Aku merasa agak kecewa karena dia tidak bisa menangkap maksud
kata-kataku.
Kemudian kudengar Tommy sudah lulus, dan saya bersyukur. Namun
kemudian tiba berita yang menyedihkan: Tommy mengidap kanker yang sudah
parah.
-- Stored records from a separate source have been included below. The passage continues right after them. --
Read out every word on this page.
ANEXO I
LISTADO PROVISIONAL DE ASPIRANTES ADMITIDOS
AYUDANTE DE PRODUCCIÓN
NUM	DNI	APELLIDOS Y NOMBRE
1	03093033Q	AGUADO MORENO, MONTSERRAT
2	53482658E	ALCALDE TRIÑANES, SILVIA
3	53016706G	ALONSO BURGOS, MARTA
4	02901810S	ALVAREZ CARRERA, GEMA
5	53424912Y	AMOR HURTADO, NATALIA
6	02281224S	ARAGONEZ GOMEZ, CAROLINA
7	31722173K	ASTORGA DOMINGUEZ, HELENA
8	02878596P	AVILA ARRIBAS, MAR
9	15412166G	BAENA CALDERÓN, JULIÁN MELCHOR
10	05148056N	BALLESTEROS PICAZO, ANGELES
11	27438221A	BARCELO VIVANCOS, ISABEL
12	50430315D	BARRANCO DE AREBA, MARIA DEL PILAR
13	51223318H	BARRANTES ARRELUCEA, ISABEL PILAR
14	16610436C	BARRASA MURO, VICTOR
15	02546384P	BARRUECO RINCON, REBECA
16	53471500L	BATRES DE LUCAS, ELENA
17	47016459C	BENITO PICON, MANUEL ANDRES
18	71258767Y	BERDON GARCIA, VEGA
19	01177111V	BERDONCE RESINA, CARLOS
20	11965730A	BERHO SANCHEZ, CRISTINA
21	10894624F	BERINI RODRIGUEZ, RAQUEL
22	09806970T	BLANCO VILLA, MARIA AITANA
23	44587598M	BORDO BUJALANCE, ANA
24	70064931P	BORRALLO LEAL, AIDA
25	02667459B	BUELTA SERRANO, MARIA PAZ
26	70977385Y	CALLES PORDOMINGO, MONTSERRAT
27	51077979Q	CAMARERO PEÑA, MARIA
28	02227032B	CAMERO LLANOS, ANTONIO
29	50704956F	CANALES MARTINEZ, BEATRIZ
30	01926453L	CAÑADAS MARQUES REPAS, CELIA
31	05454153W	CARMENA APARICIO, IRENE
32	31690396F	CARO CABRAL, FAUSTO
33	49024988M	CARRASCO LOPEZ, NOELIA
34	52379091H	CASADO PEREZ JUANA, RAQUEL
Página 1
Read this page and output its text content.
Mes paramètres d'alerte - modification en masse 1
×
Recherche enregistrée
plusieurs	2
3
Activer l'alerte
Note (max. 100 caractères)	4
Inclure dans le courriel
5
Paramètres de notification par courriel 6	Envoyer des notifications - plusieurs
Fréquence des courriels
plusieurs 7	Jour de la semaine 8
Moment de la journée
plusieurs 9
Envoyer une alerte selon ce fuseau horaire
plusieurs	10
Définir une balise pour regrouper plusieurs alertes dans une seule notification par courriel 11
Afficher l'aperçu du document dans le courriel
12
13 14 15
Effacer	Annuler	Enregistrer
Sebelum saya sempat mengunjunginya, dia yang lebih dulu menemui saya.
Saat dia melangkah masuk ke kantor saya, tubuhnya sudah menyusut,
dan rambutnya yang panjang sudah rontok karena pengobatan dengan
kemoterapi.Namun, matanya tetap bercahaya dan suaranya, untuk pertama
kalinya, terdengar tegas.
"Tommy ! Saya sering memikirkanmu. Katanya kamu sakit
keras?" tanyaku langsung.
"Oh ya, saya memang sakit keras. Saya menderita kanker. Waktu
saya hanya tinggal beberapa minggu lagi."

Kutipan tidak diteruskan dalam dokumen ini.